Since the CJEU ruling, however, the criteria of Art. 23 UK GDPR have become relevant for companies when the level of data protection in a restricted country to which data is to be transferred must be assessed and the company chooses not to use the ICO´s Transfer Risk Assessment.
The problem here is not only that there are often numerous legal policies in the respective restricted country, but also that the audit does not end there. Rather, the exporter must determine the de facto level of data protection, whereby the legal policies are only part of the overall consideration. What matters is the actual level of data protection. Therefore, it is equally important what practices the laws result in, for example, whether the policies are adhered to at all. An excessive level of intervention by the security services or a lack of legal channels for those affected would therefore be just as relevant.
Even if the third-country policies were to stand up to an audit under Art. 23 of the UK GDPR, it would still have to be examined in a second stage whether the implementation in practice allows for a level of data protection that complies with the UK GDPR.
Conclusion: Third-country transfers are not getting any easier
Since the CJEU’s ruling, Art. 23 of the UK GDPR is no longer only relevant for UK legislators and data subjects, but also for data exporters. The assessment of whether a restricted country to which data is to be transferred provides a sufficient level of data protection can also be based on the requirements of Art. 23 UK GDPR.
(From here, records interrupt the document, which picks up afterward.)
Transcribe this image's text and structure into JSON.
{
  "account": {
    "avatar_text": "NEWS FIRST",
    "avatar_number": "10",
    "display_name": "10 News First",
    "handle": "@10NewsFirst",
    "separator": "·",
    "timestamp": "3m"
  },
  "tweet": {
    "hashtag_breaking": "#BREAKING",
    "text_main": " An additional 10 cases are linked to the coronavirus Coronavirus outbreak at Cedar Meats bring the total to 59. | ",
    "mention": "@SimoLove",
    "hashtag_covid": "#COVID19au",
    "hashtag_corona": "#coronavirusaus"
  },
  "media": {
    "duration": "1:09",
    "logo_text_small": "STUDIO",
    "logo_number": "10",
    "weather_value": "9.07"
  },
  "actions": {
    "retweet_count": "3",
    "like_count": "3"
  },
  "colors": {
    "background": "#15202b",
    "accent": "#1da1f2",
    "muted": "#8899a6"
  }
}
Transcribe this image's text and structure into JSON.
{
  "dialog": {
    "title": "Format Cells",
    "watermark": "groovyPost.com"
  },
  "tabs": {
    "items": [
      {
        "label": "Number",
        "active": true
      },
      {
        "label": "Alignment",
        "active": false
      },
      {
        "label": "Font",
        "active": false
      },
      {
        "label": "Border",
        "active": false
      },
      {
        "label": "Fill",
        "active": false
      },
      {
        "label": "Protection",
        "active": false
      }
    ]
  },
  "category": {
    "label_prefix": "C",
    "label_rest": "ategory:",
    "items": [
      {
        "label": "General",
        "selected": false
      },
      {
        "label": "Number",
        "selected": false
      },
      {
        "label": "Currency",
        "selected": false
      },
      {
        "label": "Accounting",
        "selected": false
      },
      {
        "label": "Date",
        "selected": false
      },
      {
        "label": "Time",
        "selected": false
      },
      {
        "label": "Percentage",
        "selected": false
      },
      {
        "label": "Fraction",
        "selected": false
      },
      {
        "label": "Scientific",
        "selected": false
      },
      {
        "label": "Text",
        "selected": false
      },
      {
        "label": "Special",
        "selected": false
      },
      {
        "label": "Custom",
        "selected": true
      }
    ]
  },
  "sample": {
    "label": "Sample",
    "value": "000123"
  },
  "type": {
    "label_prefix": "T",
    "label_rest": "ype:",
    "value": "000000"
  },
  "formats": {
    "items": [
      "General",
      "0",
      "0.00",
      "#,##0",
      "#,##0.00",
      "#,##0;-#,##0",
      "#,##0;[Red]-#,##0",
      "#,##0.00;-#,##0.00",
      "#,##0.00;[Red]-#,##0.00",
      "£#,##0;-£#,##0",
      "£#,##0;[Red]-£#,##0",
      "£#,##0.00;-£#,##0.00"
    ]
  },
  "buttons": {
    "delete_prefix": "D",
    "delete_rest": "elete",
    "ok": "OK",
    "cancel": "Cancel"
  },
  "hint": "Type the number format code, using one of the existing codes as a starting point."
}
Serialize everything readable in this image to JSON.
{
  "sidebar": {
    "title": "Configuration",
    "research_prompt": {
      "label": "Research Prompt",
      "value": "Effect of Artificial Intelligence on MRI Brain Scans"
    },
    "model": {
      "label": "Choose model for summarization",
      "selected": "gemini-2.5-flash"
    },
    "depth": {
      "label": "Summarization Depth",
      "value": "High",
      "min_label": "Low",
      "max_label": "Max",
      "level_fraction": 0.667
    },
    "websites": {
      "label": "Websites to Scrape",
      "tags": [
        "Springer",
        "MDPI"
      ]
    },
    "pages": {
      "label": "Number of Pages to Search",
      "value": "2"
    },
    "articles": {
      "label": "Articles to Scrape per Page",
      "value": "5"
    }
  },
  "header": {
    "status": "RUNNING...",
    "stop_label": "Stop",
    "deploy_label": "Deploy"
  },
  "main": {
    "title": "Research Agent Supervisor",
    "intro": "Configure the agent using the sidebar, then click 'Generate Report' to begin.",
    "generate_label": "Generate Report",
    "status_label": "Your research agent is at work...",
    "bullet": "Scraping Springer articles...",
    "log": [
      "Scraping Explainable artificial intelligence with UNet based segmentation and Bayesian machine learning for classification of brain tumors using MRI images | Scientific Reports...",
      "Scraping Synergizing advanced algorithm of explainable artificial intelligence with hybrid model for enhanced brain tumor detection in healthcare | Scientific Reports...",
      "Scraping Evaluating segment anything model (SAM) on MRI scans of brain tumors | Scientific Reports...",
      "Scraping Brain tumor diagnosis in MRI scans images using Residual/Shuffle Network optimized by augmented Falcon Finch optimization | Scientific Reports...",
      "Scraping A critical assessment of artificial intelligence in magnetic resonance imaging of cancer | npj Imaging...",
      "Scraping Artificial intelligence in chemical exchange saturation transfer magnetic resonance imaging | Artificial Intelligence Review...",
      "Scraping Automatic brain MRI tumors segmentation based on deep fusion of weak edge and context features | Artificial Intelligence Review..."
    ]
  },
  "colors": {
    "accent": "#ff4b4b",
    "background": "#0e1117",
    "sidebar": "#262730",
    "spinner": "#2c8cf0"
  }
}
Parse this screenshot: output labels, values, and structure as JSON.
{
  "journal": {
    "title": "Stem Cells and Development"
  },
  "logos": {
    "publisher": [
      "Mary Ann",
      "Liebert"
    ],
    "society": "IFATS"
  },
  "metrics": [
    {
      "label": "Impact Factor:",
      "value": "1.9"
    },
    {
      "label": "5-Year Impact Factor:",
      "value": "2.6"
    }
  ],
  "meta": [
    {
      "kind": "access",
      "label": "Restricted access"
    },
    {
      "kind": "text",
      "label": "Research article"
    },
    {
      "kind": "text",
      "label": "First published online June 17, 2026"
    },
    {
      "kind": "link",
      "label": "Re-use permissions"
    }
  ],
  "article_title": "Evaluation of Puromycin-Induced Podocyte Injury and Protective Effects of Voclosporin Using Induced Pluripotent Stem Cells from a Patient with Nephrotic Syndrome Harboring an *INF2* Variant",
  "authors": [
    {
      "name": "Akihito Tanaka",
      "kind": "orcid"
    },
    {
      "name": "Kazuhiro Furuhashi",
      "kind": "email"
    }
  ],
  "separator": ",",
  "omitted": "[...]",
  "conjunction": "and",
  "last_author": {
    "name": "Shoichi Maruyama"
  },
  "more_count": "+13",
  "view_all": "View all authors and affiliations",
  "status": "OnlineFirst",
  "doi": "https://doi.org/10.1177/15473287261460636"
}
When assessing the level of data protection by the exporter, challenging questions and decisions arise due to the scope and complexity of the situation. It is always a matter of an individual audit of the concrete circumstances in any given transfer, regardless of which method of assessment is used. The ICO has explicitly stated that companies planning a restricted country transfer may use either the Transfer Risk Assessment or assess according to the Art. 23 UK GDPR criteria following the EDPB approach.
Due to the liability risk, which should not be underestimated, in the event of errors within this assessment, it is urgently recommended to entrust the assessment to a qualified data protection expert.